Эльза Триоле - Анна-Мария
— Жозефа арестовали, — вдруг сказала Анна-Мария, обращаясь к хозяйке, подметавшей пол.
Хозяйка перестала мести.
— Жозефа арестовали? — переспросила она.
— Да, пришли жандармы и увели его в наручниках.
— Что он сделал?
— Его обвиняют в краже одеял.
— В краже одеял? Чьих?
— Не знаю.
— Жозеф ни у кого ничего не крал.
Хозяйка снова принялась подметать; ее серое, как пепел, лицо не дрогнуло. Надоедливые мухи летали вокруг стола, назойливо садились на винные пятна, на крошки. Хозяйка подмела зал и вышла. Анна-Мария осталась наедине с мухами. Здесь, в горах, жарко, но все же прохладнее, чем в гарриге, у Селестена. Анна-Мария закрыла глаза: сквозь опущенные веки ломаными лучиками проникало солнце. Бедняга Жозеф, если все здесь таковы, как эта хозяйка, то ему, пожалуй, повезло, что Анна-Мария оказалась тут…
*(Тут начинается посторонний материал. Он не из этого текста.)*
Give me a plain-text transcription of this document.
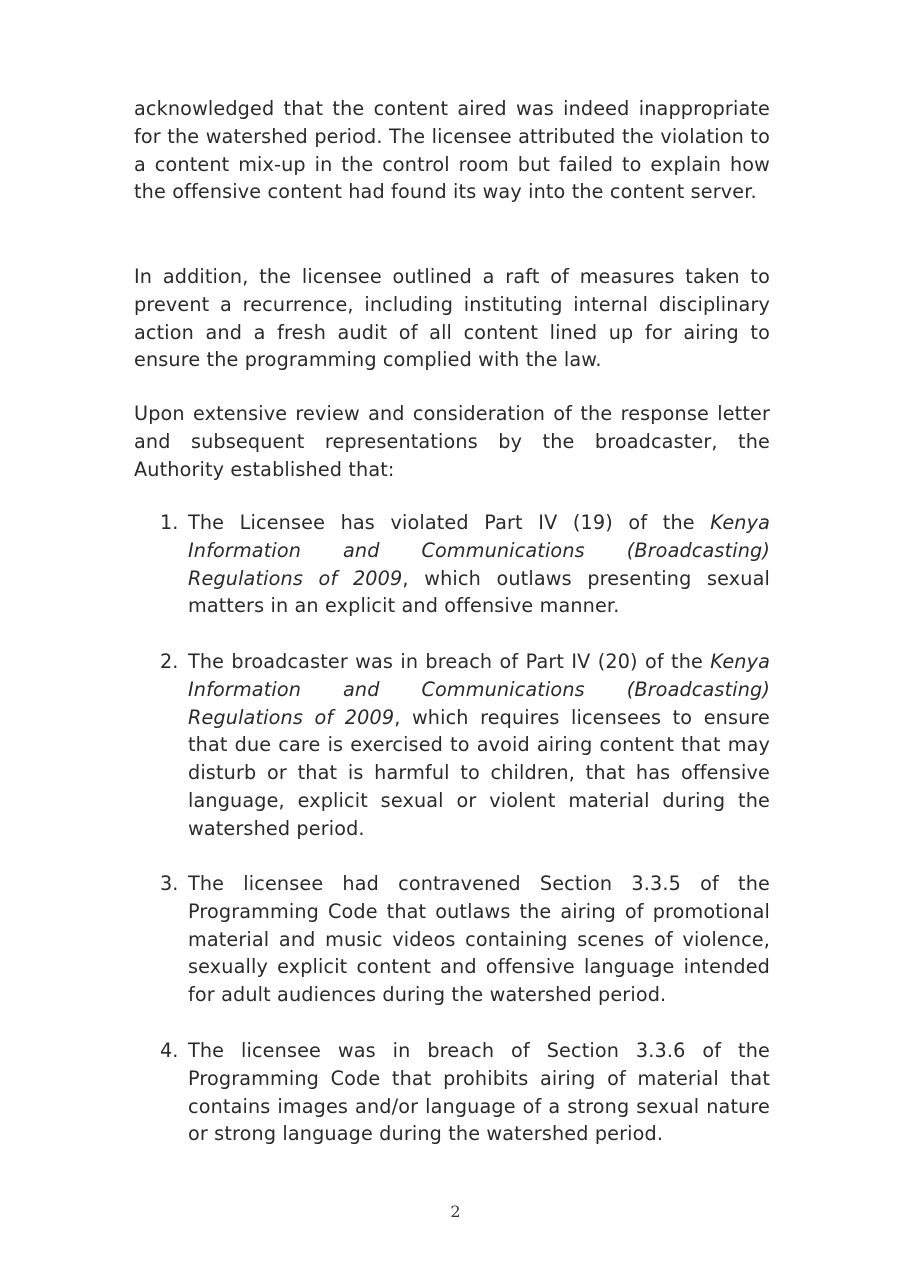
acknowledged that the content aired was indeed inappropriate for the watershed period. The licensee attributed the violation to a content mix-up in the control room but failed to explain how the offensive content had found its way into the content server.

In addition, the licensee outlined a raft of measures taken to prevent a recurrence, including instituting internal disciplinary action and a fresh audit of all content lined up for airing to ensure the programming complied with the law.

Upon extensive review and consideration of the response letter and subsequent representations by the broadcaster, the Authority established that:

1. The Licensee has violated Part IV (19) of the Kenya Information and Communications (Broadcasting) Regulations of 2009, which outlaws presenting sexual matters in an explicit and offensive manner.
2. The broadcaster was in breach of Part IV (20) of the Kenya Information and Communications (Broadcasting) Regulations of 2009, which requires licensees to ensure that due care is exercised to avoid airing content that may disturb or that is harmful to children, that has offensive language, explicit sexual or violent material during the watershed period.
3. The licensee had contravened Section 3.3.5 of the Programming Code that outlaws the airing of promotional material and music videos containing scenes of violence, sexually explicit content and offensive language intended for adult audiences during the watershed period.
4. The licensee was in breach of Section 3.3.6 of the Programming Code that prohibits airing of material that contains images and/or language of a strong sexual nature or strong language during the watershed period.
2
— Я принесла вам кофе, Барышня…
Анна-Мария открыла глаза, хозяйка поставила перед ней кофейник.
— Спасибо, я задремала, жарко…
— Ох, эти мухи! Будет гроза, оттого их столько и налетело. Вы займетесь Жозефом?
— Для этого я и еду в П.
— Выпейте кофе, он уже отстоялся. Кофе настоящий. В П. вам надо повидать мосье Клавеля из «Народной помощи»…[51] Это вы устроили побег патриотов в П.? Я слышала об этом по радио.
— Да, в П. Жозеф помогал нам, нас было трое — Рауль, Жозеф и я. Жозеф-то и отобрал ключи у сторожа, как раз у того, который не спал! Жозефу эти места знакомы.
— Бедный мосье Рауль!
— Да… тогда, в тюрьме, он рисковал головой, а вышел без единой царапины…
— Значит, не судьба ему была в тот раз… Автобус пришел. Мой покойный муж всегда говорил: «Барышня — вот это человек…»
Анна-Мария покраснела, так ее тронула похвала.
— Значит, опять в обратный путь, — сказал водитель автобуса.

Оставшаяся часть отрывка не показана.